Néanmoins, la littérature scientifique est de plus en plus prolixe quand aux associations entre le cerveau et la dépendance à l’alcool. Une nouvelle recherche vient tout juste de démontrer que l’amygdale pourrait expliquer pourquoi certaines personnes (en moyenne 15% de la population générale, NDLR) auraient plus de risques de devenir alcooliques que d’autres. Ces personnes produiraient trop faiblement le neurotransmetteur inhibiteur GAT3, et seraient dès lors plus sensibles aux effets de dépendance de l’alcool.
Les métabolismes des rats, très proches de ceux des humains
Pour parvenir à ces résultats, les chercheurs ont là aussi fait des tests sur des rats, connus pour avoir des métabolismes très proches de ceux des humains. Les animaux ont eu le choix entre consommer de l’eau sucrée ou boire de l’alcool. Au bout d’un moment, les sujets ont majoritairement préféré l’eau sucrée à l’alcool, excepté 15% d’entre eux. Ces derniers ont persisté dans leur choix, même lorsque les scientifiques leur ont administré une décharge électrique à la patte à chaque fois qu’ils préféraient l’alcool à l’eau sucrée. "L’une des caractéristiques fondamentales de la dépendance est que vous savez qu'elle va vous nuire, voire même vous tuer, et pourtant, vous continuez à le faire", explique Markus Heilig, directeur du Centre for Social and Affective Neuroscience. Une fois établi que 15% des rats étaient dépendants à l’alcool, les chercheurs ont étudié leur cerveau.

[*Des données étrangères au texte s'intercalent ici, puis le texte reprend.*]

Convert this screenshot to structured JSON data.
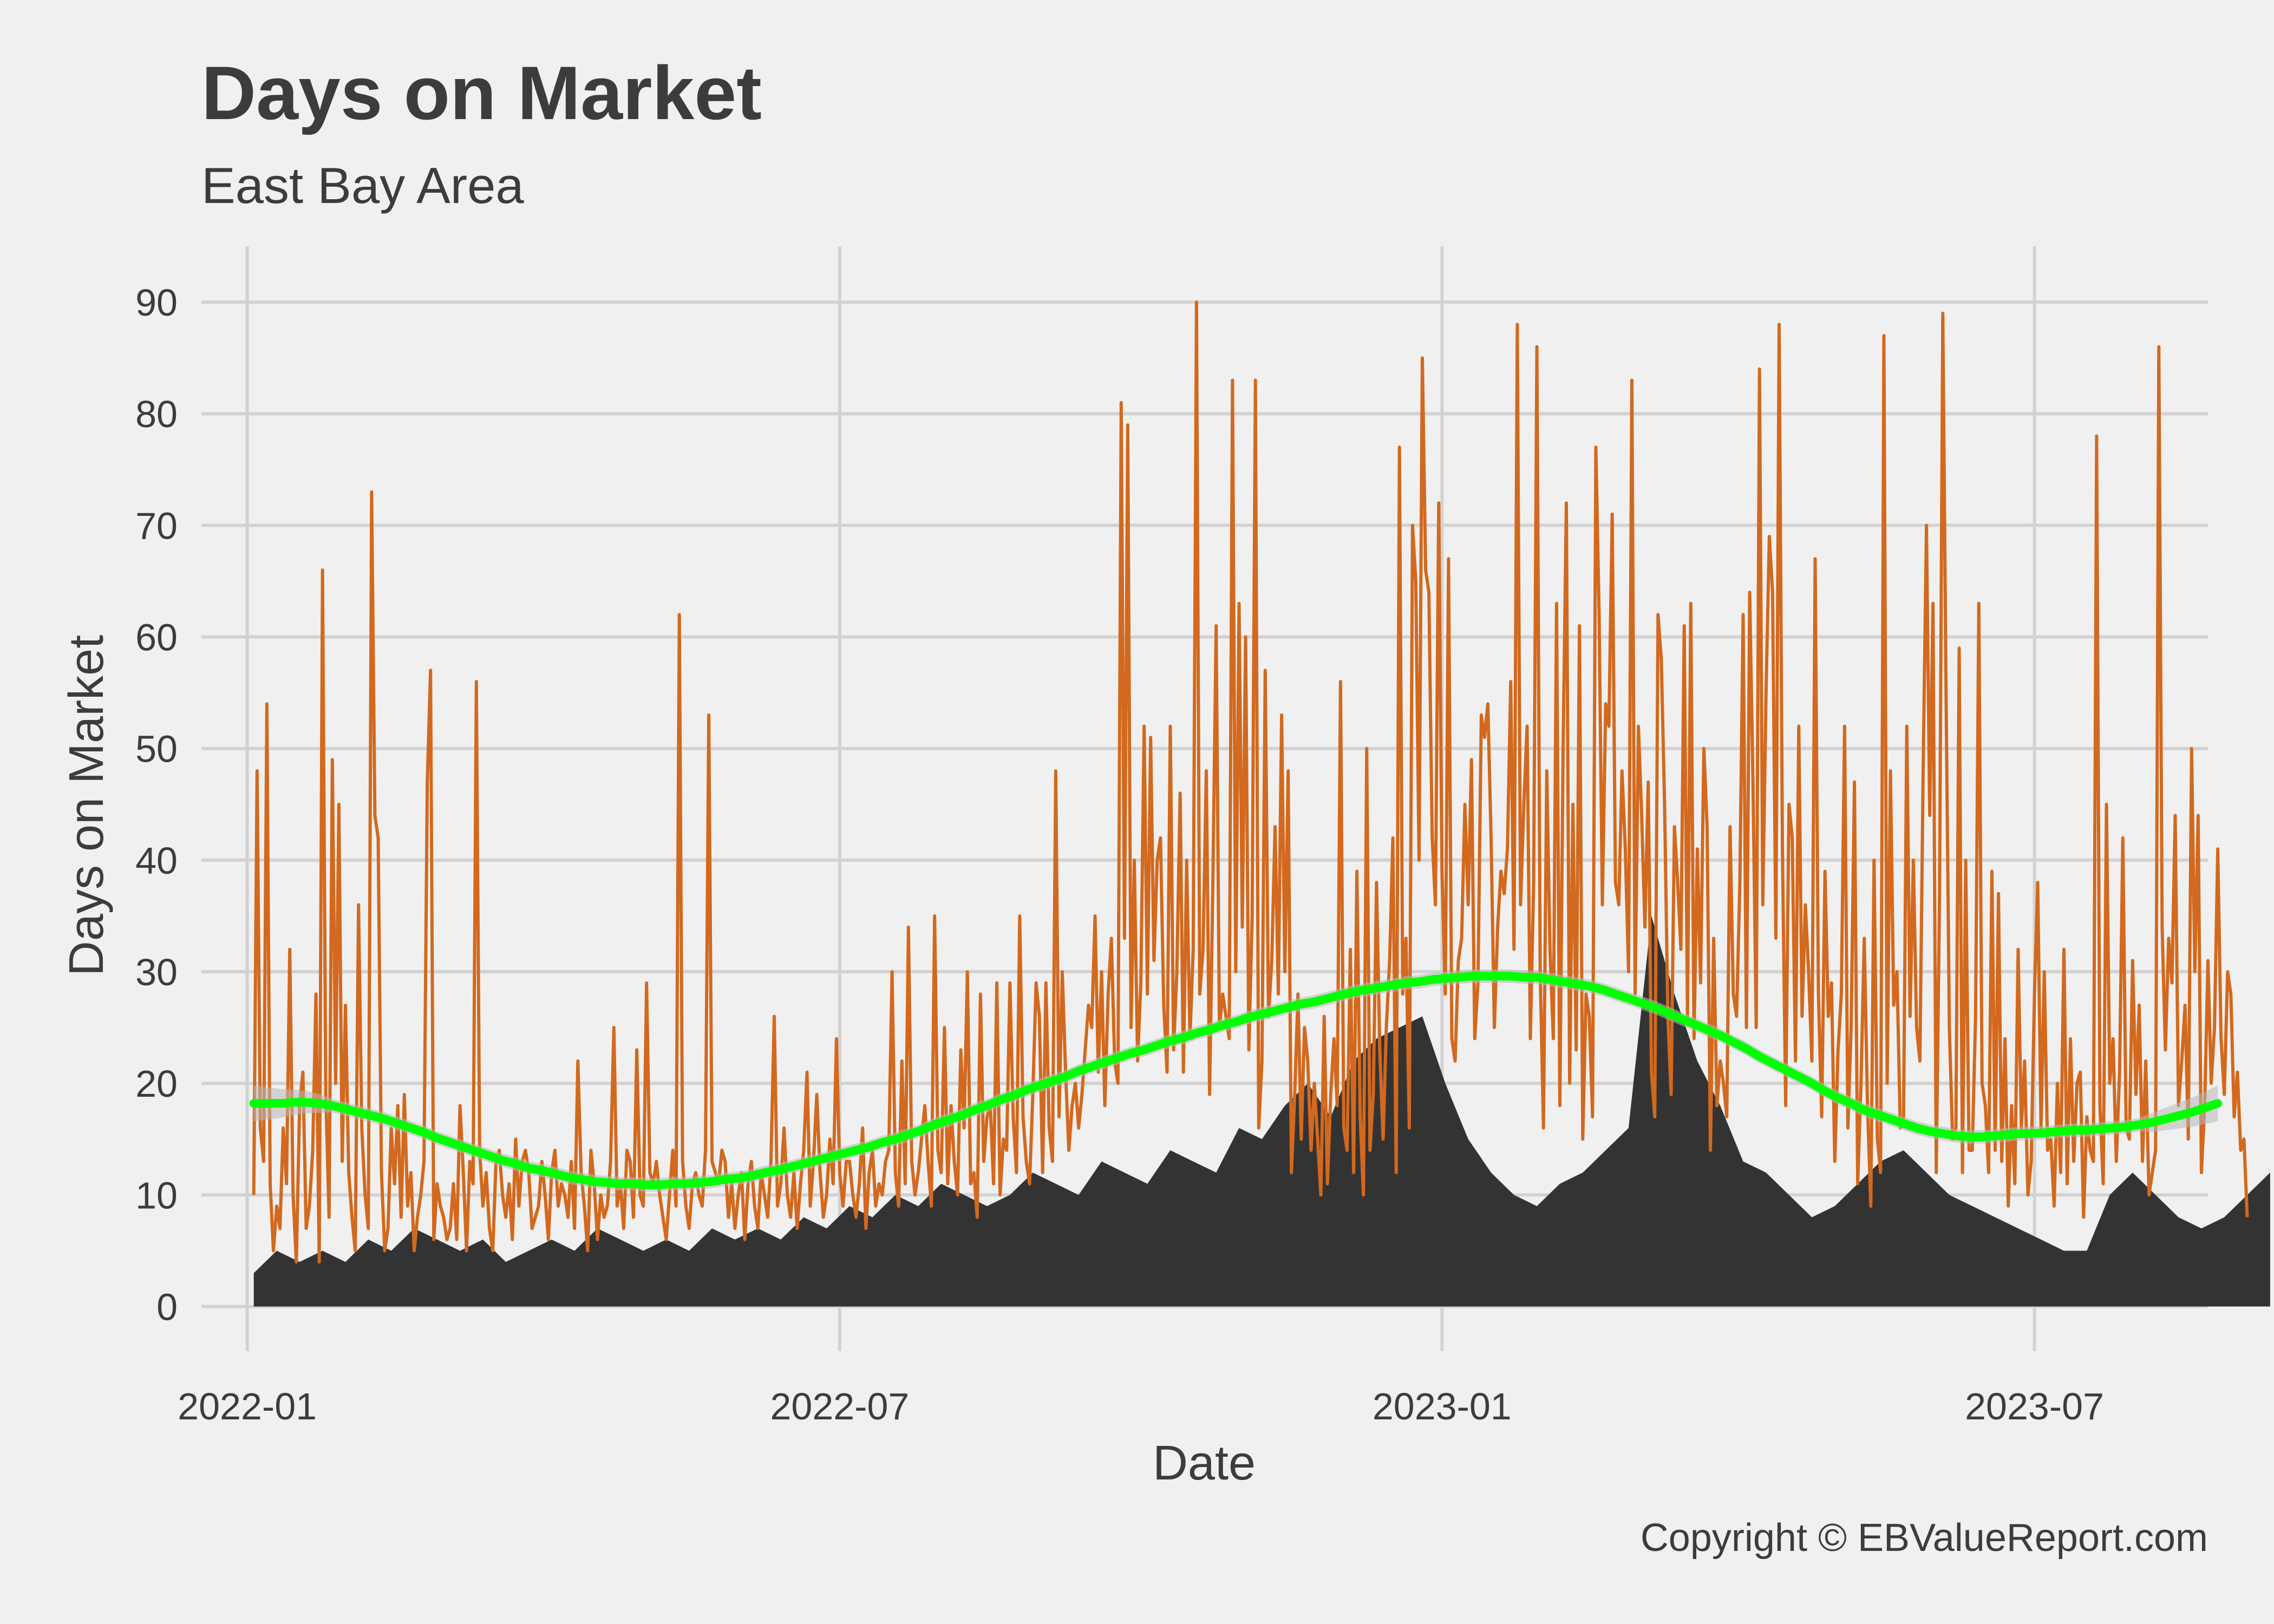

Résultat : le gène de la protéine GAT-3 était exprimé à des niveaux beaucoup plus bas au sein de toutes leurs amygdales. L’équipe a ensuite transposé cette découverte sur des humains décédés. Chez les personnes ayant eu une dépendance à l'alcool documentée, les niveaux de GAT-3 dans la région de l'amygdale étaient là aussi plus faibles que chez les sujets non alcooliques.
Lobby de l'alcool
En France, l'excès d’alcool continue à tuer en grande quantité, malgré une baisse de la consommation ces 50 dernières années, avec 49 000 morts tous les ans. L’alcool est responsable de 36 500 décès chez l'homme, ce qui représente 13% de la mortalité totale masculine, et de 12 500 décès chez la femme, soit 5% de la mortalité totale. Une consommation abusive entraîne des complications hépatiques, cardiovasculaires, neurologiques et des cancers.
Mis sous pression par l'Elysée, le lobby de l'alcool a présenté mercredi 27 juin sa "contribution" au plan de lutte contre l'alcoolisme. Ce dernier fait partie du plan national de santé publique porté par la ministre de la Santé Agnès Buzyn. Parmi les 30 mesures proposées, la plupart ont dans leur viseur la culture du "binge drinking" ("biture express") très courante chez les jeunes et l’alcoolisation fœtale qui concerne 700 à 1000 naissances par an.